Why don’t we just pick only experienced or native English speakers then?

Simply because, diversity.

Everyone has to start somewhere and ultimately, I don’t wish for RDRC to become an exclusive conference where only the strong/proven can speak. RDRC should be a conference that welcomes first-time (Eng) speakers too, and be a starting point for them to start their speaking journey.

“But it’s a paid conference!”, you say. That is true indeed, and so I understand that a certain level of quality is still expected of the conference as a whole. Hence, we try our best to have a mix of the experienced and new speakers, but I hope we would never turn away first time speakers cause that I believe is what the Ruby community is all about.

On the comment about “boring” talk topics..

For this year, we actually went through a round of blind voting for the CFPs before we did the final curation/selection.

Having done the curation for 4 years straight, I am seeing a trend where there are less of the Rails and software engineering best practices topics being proposed for the CFP which a part of the audience might like to hear (given that such topics usually offer the most number of actionables). Instead, I see more quirky topics and different usages of Ruby.

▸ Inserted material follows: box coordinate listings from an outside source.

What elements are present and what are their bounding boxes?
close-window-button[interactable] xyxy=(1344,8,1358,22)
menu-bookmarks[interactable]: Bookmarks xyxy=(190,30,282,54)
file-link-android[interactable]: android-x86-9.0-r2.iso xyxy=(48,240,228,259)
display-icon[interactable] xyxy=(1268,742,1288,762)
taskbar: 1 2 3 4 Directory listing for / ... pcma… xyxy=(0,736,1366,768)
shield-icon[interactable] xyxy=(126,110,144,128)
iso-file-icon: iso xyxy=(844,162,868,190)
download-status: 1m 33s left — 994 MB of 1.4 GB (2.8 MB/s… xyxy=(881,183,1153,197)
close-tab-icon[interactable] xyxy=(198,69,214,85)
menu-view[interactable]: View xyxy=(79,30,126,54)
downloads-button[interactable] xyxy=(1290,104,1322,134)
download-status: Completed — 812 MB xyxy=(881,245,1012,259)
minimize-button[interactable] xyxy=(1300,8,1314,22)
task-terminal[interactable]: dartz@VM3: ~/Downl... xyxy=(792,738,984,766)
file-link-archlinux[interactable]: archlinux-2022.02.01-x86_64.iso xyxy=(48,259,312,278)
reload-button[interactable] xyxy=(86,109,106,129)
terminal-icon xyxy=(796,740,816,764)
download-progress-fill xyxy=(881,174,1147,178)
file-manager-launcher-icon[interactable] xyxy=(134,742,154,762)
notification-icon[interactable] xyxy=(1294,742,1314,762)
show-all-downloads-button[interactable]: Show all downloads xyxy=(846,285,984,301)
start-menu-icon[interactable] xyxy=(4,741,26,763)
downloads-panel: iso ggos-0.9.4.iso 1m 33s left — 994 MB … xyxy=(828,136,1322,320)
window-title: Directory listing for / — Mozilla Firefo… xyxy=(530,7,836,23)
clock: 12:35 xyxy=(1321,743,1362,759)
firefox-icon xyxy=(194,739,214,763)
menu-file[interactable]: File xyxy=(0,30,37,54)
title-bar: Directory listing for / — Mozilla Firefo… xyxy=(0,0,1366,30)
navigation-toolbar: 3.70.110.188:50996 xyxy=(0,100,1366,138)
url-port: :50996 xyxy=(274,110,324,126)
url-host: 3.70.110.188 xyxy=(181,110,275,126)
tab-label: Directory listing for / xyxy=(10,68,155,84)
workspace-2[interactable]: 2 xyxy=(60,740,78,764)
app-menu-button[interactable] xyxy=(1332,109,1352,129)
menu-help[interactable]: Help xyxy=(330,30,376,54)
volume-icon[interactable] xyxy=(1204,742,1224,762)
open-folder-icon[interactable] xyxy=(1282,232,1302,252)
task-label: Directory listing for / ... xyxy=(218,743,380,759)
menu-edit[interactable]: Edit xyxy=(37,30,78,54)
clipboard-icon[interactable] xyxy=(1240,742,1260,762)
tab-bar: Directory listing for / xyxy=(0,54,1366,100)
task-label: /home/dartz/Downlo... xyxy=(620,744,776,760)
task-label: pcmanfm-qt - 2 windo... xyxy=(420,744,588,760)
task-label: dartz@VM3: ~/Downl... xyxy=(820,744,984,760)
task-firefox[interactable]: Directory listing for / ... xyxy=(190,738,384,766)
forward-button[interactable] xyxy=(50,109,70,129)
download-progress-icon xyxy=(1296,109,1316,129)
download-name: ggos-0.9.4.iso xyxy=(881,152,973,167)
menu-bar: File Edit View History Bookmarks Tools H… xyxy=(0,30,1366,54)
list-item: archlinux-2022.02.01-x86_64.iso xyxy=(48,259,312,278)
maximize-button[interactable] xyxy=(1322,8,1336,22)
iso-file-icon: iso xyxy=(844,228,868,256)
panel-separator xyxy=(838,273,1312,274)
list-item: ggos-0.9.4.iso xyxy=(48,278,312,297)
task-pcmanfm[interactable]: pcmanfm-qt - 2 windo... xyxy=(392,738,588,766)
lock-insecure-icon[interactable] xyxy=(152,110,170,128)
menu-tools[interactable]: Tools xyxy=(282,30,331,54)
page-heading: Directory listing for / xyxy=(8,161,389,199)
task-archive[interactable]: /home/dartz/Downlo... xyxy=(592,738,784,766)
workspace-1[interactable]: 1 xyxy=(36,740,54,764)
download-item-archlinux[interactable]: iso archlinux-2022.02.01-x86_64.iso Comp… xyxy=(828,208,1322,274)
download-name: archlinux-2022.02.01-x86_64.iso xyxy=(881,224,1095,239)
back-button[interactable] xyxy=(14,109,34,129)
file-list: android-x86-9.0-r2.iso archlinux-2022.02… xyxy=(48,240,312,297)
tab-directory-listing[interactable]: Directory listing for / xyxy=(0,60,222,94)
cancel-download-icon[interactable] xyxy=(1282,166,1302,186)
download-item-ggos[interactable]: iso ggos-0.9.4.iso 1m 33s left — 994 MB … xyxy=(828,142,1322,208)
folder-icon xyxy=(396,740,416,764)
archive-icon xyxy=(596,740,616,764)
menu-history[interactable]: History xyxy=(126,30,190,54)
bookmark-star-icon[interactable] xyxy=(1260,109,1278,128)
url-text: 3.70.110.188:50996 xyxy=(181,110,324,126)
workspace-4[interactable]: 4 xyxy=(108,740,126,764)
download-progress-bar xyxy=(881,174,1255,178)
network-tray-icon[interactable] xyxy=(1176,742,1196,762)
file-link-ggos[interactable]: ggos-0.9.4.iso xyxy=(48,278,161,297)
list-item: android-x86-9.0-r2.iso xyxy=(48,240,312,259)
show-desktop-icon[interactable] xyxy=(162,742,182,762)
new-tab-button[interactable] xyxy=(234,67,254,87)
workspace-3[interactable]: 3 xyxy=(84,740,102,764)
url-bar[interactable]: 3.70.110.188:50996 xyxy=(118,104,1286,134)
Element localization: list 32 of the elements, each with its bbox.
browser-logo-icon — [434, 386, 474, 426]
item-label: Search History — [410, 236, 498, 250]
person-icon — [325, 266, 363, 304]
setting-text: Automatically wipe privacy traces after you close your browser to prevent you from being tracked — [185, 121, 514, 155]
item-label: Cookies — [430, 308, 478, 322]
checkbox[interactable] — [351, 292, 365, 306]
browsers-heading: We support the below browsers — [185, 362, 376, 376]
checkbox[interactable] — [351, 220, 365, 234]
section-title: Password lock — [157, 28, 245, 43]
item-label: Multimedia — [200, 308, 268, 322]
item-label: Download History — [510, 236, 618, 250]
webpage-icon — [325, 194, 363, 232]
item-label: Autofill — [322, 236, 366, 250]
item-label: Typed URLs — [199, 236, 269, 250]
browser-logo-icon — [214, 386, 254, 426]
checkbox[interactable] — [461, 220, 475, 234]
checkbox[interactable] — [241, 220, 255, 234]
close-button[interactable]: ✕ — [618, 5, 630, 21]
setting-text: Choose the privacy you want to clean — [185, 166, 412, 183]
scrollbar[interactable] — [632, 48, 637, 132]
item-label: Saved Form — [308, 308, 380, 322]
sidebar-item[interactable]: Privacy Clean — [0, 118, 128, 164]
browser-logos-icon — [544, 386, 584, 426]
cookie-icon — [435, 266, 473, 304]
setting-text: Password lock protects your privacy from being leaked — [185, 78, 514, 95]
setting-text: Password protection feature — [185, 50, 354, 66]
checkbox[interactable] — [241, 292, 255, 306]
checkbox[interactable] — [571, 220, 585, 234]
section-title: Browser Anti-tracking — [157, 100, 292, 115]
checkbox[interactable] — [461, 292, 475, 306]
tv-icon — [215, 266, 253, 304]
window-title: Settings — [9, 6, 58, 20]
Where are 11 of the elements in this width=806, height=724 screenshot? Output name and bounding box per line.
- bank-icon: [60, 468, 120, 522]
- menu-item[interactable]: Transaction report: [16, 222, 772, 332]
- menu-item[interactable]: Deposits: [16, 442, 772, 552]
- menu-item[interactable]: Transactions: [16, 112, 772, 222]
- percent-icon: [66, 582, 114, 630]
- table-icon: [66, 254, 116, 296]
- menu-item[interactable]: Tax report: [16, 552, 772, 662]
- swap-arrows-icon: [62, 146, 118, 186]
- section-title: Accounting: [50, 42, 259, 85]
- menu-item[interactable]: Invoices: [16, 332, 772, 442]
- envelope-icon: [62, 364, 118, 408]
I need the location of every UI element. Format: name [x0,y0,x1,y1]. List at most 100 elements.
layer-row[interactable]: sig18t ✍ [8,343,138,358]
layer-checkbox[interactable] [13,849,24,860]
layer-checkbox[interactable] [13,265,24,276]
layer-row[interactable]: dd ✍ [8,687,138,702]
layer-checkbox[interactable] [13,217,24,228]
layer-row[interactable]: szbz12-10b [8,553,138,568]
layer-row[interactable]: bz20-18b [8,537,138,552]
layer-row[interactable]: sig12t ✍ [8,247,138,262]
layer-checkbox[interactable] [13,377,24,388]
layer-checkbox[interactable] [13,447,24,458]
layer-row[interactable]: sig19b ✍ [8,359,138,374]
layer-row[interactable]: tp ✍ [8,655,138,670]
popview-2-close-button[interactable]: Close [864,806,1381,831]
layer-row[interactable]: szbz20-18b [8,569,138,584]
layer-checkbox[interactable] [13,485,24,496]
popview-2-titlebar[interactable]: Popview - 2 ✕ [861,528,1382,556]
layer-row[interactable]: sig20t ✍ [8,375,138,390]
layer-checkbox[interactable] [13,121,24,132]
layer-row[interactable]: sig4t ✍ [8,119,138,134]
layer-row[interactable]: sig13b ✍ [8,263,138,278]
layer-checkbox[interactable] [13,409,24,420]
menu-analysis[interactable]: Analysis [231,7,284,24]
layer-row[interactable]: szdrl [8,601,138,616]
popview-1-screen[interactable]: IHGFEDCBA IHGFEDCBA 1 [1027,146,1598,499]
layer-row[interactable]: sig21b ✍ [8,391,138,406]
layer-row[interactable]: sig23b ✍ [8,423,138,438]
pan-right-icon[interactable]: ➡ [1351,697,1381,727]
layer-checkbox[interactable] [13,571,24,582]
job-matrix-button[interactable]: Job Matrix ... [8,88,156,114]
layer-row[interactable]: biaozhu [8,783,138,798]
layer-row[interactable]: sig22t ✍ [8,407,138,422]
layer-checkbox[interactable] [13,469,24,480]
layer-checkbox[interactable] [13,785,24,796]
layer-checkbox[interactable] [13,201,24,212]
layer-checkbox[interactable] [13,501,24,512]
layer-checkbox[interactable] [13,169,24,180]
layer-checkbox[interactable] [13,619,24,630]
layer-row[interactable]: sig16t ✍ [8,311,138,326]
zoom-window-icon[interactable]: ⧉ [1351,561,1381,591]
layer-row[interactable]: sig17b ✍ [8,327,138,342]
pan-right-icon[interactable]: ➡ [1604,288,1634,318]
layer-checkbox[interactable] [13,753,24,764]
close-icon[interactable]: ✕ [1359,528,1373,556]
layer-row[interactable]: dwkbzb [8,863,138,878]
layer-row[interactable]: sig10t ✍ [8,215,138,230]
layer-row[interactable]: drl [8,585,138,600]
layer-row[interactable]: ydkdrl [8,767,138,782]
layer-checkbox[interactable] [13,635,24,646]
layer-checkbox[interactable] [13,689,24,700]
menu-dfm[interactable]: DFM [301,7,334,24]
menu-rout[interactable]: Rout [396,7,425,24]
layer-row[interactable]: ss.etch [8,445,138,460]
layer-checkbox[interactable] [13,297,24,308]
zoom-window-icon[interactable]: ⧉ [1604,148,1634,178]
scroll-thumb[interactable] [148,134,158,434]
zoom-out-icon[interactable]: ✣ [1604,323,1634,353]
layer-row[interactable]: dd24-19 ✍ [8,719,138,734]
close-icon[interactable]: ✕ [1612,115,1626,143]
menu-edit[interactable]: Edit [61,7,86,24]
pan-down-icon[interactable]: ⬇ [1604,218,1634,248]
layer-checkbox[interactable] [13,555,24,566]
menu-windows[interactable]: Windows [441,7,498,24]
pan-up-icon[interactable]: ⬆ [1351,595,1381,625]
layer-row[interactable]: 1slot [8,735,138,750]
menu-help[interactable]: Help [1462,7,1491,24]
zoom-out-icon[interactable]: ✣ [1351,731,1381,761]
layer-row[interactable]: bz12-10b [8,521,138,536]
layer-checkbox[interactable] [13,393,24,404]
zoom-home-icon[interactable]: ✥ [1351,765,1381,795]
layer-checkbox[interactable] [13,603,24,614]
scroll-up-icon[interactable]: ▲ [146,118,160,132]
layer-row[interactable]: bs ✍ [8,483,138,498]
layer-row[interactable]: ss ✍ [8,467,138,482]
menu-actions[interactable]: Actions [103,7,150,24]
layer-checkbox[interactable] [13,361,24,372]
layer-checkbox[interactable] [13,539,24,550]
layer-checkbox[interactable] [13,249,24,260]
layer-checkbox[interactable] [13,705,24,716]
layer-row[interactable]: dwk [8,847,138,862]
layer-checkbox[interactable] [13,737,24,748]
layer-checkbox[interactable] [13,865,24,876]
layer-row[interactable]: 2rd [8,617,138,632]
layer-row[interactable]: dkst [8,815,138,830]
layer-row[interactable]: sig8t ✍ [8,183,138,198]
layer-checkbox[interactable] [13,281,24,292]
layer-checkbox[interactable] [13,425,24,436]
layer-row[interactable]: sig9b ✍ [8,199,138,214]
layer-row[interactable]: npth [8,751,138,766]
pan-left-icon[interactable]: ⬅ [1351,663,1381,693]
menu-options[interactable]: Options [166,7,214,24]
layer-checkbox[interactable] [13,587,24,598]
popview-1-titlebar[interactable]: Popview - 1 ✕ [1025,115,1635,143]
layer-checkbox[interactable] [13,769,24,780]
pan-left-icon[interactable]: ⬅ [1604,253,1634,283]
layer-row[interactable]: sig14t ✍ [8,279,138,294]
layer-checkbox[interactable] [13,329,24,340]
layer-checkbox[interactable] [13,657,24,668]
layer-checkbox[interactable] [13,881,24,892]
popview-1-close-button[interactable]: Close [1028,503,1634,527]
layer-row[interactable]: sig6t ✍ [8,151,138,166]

This means there were less (work-related) actionables that an attendee could take away from the talks and hence deemed “boring”, but in essence, this is a reflection of how the community is moving.

Also, as a final side note, there are times when we were really impressed with the CFP submission but the talk in the end didn’t turn out as expected. So we still have some hits and misses with our curation and probably more can be done to improve this (including helping first time speakers)?

Of course, there’s more art to this, but I hope this clarifies somewhat.

The Start of The End

I really love the Ruby language I have learned so, so much in this ecosystem (yes, Rails included 😀), such as software engineering best practices.

Most importantly, I felt happy as a software engineer whenever I used Ruby, and that’s what motivated me to organise RDRC for the last 4 years — because I hope many more would come to know about Ruby (or Rails) too, and be on their way to becoming a happy engineer.

I believe RDRC had somewhat of that impact as people have came up to me and told me how learning Ruby / attending RDRC have changed their lives, and I am happy to see other conferences sprouting in the region too, like RubyConf PH and RubyConf MY.

Remember, I mentioned I was burned out in the 3rd paragraph of this post? Hence, I thought that RDRC 2016 would be the last (or at least a break).

However, several folks in the community have decided to inherit the will and continue to keep RDRC going, so I am glad to say that RDRC will go on (although I’ll be taking a back seat as an advisor).

It’s been a good run for me for the last 4 years. I hope you have enjoyed RDRC as I did organising them. Thank you. 😍

I also “wrote” a Conference Planning Playbook based on my experience in organising RedDotRubyConf for the last 4 years which you might be interested 
if you are thinking of starting a tech conference in Singapore too. Good luck!